I still say ‘Christmas’. It’s the tradition I was raised in. I still expect to see a child in a manger, I look for the decorated tree. I love the wrapped gifts, the fattening shortbread cookies, the turkey coupons, the worn sweaters in red and green. I used to love holiday dress-up parties and then I became a mother. Now I look forward to whatever is going on anywhere – the carols, the choirs and especially the lights.
I remember a long-ago Christmas (before the Sunshine Coast was ‘discovered’) – when I made all my Christmas gifts. Out of necessity. People in my life have been pretty good sports: what did my ten-year-old niece think of the paper mache box full of scented potpourri? Did my brother-in-law like the photograph of his children laughing with my own, in a hand-glued, home-made wood picture frame? I do notice that in keeping with the kind of gift I give, that the gifts given back to me are less ambitious: I’m relieved; it’s difficult to compete with money when you don’t have much. But what I’ve found when making the gift is: I spend more time thinking about the person I’m giving it to.
My own sister is ruthless. If she’s given anything she doesn’t like or can’t use, she immediately and obviously gives it away to someone else, like good riddance to that awful clutter. Once I was present: she and her husband looked at a gift and grunted. She’s wrestled with Christmas, the relentlessness of it, the promise, the nostalgia, the brutality.
So, after all is bought and wrapped, after all is sung and eaten, what is Christmas all about? For me, it is a cultural and family ritual, one of the few I have left in my life. I came from a family whose everyday life was laced with repetitive, religious rituals.

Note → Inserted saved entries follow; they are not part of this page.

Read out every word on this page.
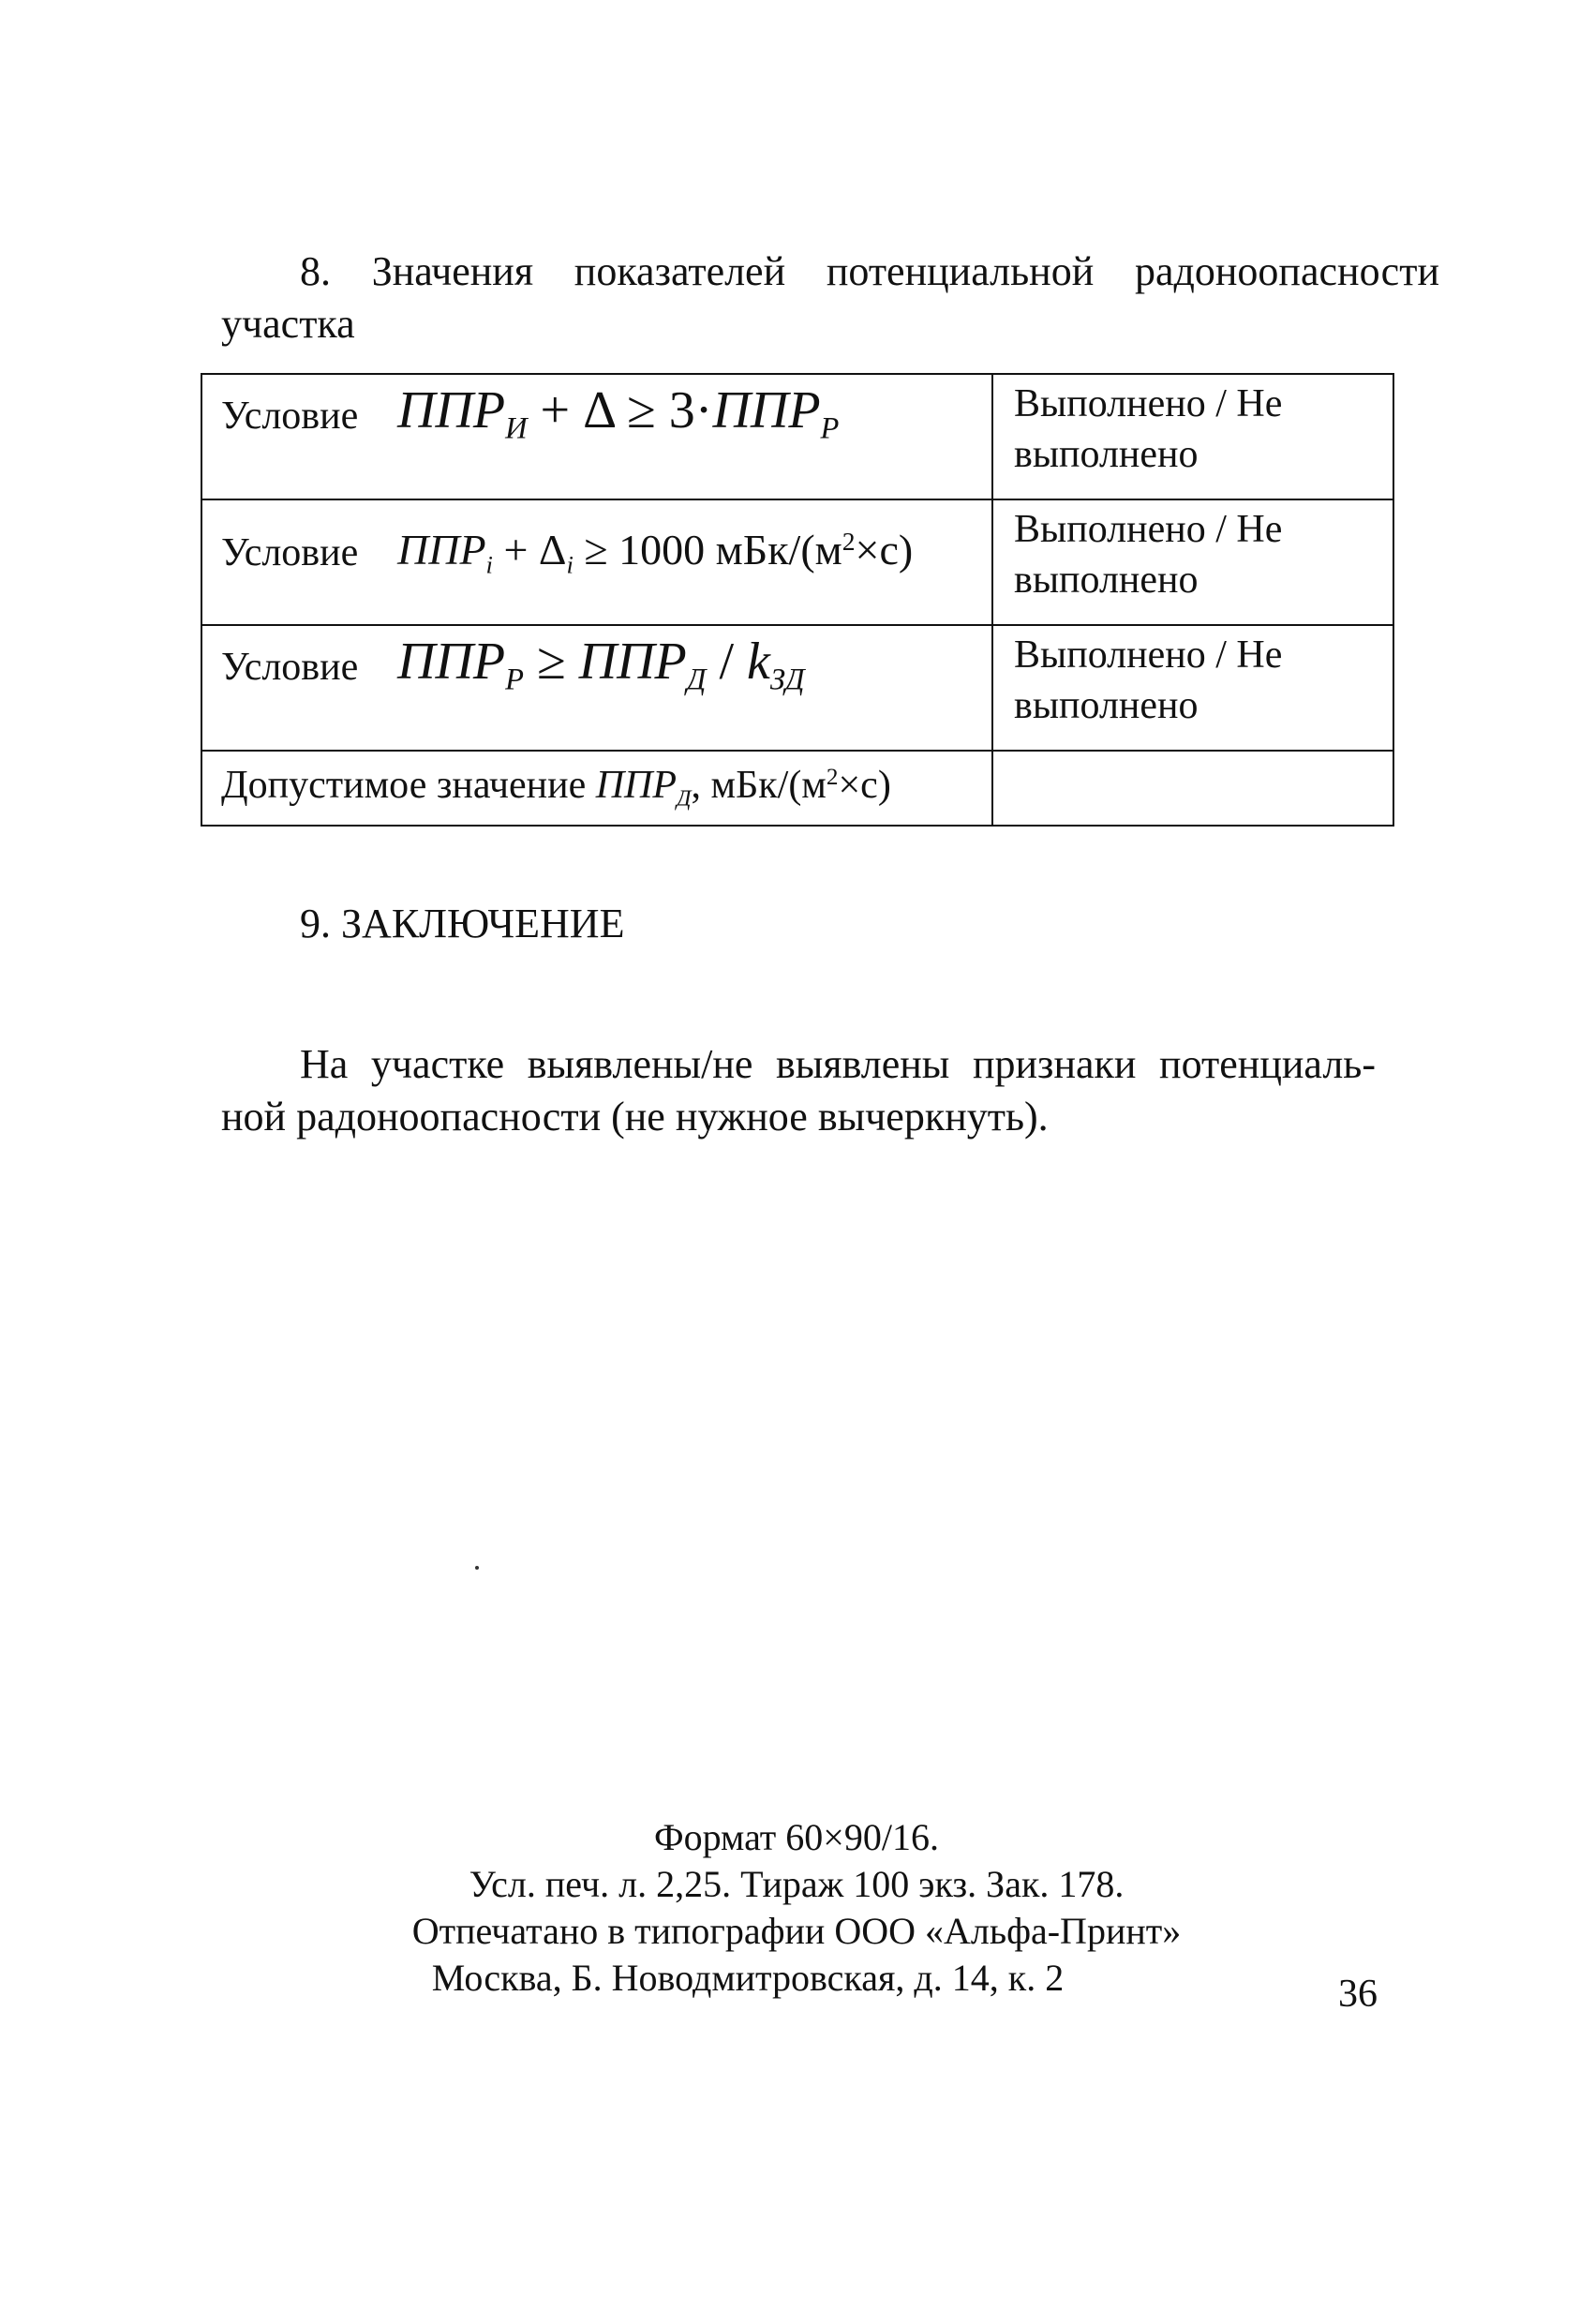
8. Значения показателей потенциальной радоноопасности
участка
Условие $ППР_И + \Delta \ge 3\cdot ППР_Р$
Выполнено / Не
выполнено
Условие $ППР_i + \Delta_i \ge 1000$ мБк/$(м^2\times с)$	Выполнено / Не
выполнено
Условие $ППР_Р \ge ППР_Д / k_{ЗД}$
Выполнено / Не
выполнено
Допустимое значение $ППР_Д$, мБк/$(м^2\times с)$
9. ЗАКЛЮЧЕНИЕ
На участке выявлены/не выявлены признаки потенциаль-
ной радоноопасности (не нужное вычеркнуть).
Формат 60×90/16.
Усл. печ. л. 2,25. Тираж 100 экз. Зак. 178.
Отпечатано в типографии ООО «Альфа-Принт»
Москва, Б. Новодмитровская, д. 14, к. 2	36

We gathered every night to say the rosary, we went to mass every Sunday to be reminded of our obligations, were dragged to extracurricular ceremonies every time there was another excuse to insert reminder doctrine into our lives. And during the time before Christmas, (Advent) we used to light a little wreath, accented with one pink and three purple candles. And then, every night as we recited the rosary, which was unbearably boring, our gaze kept coming back to those flickering flames brightening the darkness. Now I’m critical of the underlying intentions: conformity, especially mental conformity. Still, I light candles almost every day at this time of year.
For me, Christmas is a celebration of birth. We can all participate because we’ve all been born. As a mother, I feel that Christmas celebrates me as a woman who has given birth and all women who have given birth. It celebrates my son as someone who has been born. It celebrates my husband, a caring and supportive parent who helped me bring that child into the world.
For me, Christmas is a time to look back on the year and settle things I’ve been too busy for. I used to organize the year’s photos into a book, but the years kept stacking up. I reach out to friends I haven’t heard from in a while. I look at what I’ve achieved and what I’m still hoping to do. It’s also a time of letting go.
It’s a time to make peace with others, to work through that misunderstanding and come out better friends. It’s a time to be generous and to receive the generosity of others.